How this founder’s immigrant parents made her a better entrepreneur

Mentor Method CEO Janice Omadeke on the entrepreneurial traits she learned through her parents’ immigration to the U.S.

Janice Omadeke (in red) and her family. (Courtesy photo)'s Editorial Calendar explores a different topic each month. The January 2017 topic is immigration. See immigration coverage from all five of our East Coast markets here.

I’m proud to be the child of immigrant parents. I’m first-generation American from the Congo. Coming from extreme poverty, my parents dove into their studies to earn college scholarships to come to the U.S. in the 70s. They knew very little English and didn’t know each other when they arrived. Through hard work, taking any and all paths to find success and faith that they’d make it, they gave my family a wonderful life.

Growing up as a first-gen kid is a unique experience that played an integral part in the way I approach entrepreneurship — I’m currently building a business called The Mentor Method, which connects millennial women to mentors. While the path to immigration and entrepreneurship are very different, I notice similarities between their mindset of doing everything for the American dream and being an entrepreneur. Here are the top overlaps I’ve come to recognize.

The “no going back” mentality

When my parents decided to come to the U.S., they knew it was their shot at a better life. I can imagine they were scared to leave their families and unsure of what to expect once their plane landed on the other side of the world. But they did it anyway. Why? Because it had to be done.

In entrepreneurship, you face a lot of challenges that can seem daunting, scary or overwhelming. In seeing my parents work three jobs and go to night school for graduate degrees, I learned that you do what you have to in order to reach your goals. Yes, you can be scared and tired, but you roll up your sleeves and get things done anyway. Whether it’s staying up until 3 a.m. working on your latest pitch deck or the unexpected meeting with a potential investor, entrepreneurship is full of challenging moments that you have to deal with and get through in order to reach success.

Don’t dwell on the negative

In D.C., we’re often so busy focusing on the next step, the next milestone, the next round of funding, that we forget to take a moment and celebrate the accomplishments that brought us to where we are in our businesses. Coming from a third-world village where you are grateful to have a meal, my parents could have easily developed a negative mindset and lost hope. Instead, they practiced gratitude for what they had and strategized how to get out of their situation.

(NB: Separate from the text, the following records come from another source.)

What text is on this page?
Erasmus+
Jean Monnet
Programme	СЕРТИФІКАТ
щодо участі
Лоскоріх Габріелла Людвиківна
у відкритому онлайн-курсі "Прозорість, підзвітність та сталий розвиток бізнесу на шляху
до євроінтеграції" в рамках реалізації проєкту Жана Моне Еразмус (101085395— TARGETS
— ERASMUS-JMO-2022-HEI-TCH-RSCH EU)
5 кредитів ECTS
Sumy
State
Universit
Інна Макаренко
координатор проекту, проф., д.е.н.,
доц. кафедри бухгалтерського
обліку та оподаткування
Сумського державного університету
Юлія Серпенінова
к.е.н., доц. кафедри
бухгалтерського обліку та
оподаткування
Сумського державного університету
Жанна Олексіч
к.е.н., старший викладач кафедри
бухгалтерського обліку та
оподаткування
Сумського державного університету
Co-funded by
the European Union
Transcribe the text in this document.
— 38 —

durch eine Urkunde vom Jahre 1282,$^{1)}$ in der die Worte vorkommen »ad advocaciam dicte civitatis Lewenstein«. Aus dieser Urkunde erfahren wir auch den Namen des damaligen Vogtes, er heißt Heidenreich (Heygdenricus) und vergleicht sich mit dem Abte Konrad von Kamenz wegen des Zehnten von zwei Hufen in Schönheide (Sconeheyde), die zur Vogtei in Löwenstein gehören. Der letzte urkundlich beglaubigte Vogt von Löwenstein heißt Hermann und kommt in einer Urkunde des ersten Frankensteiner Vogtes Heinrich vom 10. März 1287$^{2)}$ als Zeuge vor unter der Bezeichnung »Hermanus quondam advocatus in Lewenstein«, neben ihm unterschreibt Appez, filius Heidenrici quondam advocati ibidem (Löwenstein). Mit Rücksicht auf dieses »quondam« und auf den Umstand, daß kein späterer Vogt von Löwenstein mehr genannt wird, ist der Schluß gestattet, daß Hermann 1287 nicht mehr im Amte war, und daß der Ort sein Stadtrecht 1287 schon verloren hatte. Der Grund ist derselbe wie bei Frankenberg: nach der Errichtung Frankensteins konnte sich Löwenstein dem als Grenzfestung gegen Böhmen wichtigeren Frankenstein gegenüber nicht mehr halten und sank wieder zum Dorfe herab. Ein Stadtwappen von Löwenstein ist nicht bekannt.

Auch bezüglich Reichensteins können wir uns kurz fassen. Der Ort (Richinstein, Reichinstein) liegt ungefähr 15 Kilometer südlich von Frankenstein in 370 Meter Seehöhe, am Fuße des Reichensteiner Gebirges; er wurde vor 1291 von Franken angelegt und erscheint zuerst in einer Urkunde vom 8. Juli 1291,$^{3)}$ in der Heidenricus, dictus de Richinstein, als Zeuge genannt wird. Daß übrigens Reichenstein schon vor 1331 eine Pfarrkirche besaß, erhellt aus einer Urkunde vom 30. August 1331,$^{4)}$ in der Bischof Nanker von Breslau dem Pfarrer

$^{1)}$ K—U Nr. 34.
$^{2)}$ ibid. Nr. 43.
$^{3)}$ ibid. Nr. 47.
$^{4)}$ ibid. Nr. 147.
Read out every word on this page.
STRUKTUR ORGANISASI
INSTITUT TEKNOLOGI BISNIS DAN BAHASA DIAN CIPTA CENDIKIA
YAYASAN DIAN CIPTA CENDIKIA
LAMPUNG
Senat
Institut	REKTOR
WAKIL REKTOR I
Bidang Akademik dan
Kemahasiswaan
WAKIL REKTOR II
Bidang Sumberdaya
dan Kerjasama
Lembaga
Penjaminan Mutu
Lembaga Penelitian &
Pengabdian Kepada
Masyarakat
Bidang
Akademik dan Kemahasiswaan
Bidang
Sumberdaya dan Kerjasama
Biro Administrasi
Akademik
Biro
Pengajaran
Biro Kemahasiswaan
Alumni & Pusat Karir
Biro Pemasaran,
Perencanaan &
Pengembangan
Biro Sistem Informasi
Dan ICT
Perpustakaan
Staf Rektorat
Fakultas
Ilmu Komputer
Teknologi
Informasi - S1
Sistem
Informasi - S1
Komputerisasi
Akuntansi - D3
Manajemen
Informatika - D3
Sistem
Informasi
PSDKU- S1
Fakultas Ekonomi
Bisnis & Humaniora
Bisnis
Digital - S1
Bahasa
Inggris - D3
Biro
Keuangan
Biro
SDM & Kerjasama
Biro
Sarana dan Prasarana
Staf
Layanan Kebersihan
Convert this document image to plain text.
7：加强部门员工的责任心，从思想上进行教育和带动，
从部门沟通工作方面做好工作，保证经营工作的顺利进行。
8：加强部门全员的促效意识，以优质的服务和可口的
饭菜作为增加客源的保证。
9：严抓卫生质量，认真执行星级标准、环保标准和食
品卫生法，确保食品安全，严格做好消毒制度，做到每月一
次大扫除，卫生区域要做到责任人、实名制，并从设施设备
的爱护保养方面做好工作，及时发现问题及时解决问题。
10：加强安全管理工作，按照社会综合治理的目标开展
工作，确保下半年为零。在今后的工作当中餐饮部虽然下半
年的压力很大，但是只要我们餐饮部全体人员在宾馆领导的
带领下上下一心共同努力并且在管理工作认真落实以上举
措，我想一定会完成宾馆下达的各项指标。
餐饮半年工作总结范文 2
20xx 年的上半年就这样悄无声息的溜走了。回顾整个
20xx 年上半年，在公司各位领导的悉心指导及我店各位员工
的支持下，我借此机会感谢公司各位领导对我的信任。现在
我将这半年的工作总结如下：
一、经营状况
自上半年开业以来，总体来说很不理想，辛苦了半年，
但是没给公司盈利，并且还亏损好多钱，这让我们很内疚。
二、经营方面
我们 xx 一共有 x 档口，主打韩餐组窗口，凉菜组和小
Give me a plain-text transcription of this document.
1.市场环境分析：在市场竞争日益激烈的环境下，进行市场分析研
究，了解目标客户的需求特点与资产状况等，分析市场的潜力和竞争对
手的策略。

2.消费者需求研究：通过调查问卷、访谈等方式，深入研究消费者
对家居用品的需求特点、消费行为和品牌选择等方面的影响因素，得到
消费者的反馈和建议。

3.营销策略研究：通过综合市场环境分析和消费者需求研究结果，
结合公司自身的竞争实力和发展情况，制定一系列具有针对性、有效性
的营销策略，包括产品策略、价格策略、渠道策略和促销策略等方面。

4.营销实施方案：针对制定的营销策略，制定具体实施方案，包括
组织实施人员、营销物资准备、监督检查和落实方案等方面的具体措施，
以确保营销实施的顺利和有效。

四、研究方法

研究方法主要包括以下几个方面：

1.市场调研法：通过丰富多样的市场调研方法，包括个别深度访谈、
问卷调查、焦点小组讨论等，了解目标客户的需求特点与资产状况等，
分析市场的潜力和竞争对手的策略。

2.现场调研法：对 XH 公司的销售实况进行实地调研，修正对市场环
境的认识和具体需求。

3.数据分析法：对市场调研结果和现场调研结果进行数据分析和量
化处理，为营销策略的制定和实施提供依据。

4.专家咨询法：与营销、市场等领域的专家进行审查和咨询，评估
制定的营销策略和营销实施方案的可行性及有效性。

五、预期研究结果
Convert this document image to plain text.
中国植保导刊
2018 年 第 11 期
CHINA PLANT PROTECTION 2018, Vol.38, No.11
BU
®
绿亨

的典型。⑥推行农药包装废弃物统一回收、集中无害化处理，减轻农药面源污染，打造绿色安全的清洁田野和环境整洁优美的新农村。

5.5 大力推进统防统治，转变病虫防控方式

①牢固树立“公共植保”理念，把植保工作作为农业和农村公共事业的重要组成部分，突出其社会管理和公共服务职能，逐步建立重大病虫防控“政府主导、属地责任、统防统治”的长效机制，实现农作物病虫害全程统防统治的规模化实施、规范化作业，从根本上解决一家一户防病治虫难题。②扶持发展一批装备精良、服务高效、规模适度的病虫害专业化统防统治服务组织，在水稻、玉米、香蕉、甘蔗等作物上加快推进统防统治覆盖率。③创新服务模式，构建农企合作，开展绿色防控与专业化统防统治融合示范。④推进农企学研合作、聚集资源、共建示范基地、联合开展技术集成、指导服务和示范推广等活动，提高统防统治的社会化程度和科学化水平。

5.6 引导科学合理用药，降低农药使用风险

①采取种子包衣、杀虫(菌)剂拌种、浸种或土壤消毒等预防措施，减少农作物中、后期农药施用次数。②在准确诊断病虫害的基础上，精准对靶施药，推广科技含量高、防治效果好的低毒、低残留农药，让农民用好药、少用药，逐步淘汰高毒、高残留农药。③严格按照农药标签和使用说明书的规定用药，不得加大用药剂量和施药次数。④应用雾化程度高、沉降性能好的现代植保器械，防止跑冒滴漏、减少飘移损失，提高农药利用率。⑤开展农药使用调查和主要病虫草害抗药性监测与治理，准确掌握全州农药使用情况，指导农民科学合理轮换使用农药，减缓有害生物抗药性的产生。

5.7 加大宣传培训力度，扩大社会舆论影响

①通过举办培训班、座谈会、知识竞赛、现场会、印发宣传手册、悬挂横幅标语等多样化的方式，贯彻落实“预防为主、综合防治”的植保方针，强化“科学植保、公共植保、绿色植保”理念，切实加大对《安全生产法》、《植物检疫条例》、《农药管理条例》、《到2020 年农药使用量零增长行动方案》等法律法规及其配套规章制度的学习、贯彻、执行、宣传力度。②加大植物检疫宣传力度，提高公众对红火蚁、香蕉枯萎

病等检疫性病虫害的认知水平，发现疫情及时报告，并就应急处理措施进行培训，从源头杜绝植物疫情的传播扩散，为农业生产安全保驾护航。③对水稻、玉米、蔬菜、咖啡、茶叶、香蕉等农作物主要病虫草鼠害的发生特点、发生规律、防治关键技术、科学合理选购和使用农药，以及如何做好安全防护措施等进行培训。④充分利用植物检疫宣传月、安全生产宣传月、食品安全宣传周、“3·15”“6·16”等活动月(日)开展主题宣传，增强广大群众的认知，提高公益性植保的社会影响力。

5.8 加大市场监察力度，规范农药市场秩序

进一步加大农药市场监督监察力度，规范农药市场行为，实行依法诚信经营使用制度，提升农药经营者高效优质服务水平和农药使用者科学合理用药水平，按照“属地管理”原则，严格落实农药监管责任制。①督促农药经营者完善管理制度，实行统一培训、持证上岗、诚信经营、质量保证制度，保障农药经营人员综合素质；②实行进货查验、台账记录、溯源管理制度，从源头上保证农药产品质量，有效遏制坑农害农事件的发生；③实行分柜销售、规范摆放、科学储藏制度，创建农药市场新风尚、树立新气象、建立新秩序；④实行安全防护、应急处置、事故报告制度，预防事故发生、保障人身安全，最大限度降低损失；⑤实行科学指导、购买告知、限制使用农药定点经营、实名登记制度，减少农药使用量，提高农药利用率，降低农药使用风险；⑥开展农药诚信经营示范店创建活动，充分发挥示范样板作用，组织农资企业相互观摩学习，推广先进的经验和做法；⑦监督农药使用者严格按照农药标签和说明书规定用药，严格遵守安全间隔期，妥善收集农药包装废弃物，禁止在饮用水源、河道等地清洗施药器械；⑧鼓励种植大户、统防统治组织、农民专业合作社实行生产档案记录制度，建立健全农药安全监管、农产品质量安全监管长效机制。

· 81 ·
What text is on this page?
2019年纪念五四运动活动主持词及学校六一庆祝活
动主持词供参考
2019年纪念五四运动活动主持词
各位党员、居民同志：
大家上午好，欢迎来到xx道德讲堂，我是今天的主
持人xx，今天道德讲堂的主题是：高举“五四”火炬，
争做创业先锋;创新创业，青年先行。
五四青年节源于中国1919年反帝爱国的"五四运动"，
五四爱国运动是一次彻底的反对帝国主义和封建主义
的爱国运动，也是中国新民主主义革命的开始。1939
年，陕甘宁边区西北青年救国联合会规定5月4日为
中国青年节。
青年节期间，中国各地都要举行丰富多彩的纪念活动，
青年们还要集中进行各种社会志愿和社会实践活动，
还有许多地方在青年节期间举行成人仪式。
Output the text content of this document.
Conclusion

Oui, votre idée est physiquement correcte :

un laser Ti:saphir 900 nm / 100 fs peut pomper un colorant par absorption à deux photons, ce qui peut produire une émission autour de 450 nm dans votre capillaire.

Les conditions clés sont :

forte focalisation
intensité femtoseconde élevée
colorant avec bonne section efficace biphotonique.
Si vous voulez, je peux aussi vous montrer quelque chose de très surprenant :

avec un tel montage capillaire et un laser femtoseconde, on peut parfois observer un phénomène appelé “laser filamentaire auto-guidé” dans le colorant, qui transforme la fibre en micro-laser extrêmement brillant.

There are so many setbacks that happen in the entrepreneur’s journey. Being caught up in negativity can be soul-crushing. Focusing your mind on the things you have to be grateful for, like your latest paying customers or finding a good intern, gives you momentum to keep moving forward while you build a game plan to tackle your next hurdle.

Pay it forward

For as long as I can remember, my family’s paid it forward by hosting relatives and friends from other countries until they got on their feet as a way to open opportunities for others in need. Their generosity led to extended family earning citizenships, bringing their own families to the U.S. and becoming doctors at top U.S. hospitals.

It’s important in the startup community to also pay it forward, sharing advice and resources with others to help build each other and support the up and comers the way you wanted help in the early days of your startup. Your business gets stronger through building your communities of allies for partnerships, connections and resources. This community, much like communities my parents fostered, rely on each other for support and pay dividends throughout for a long time to come.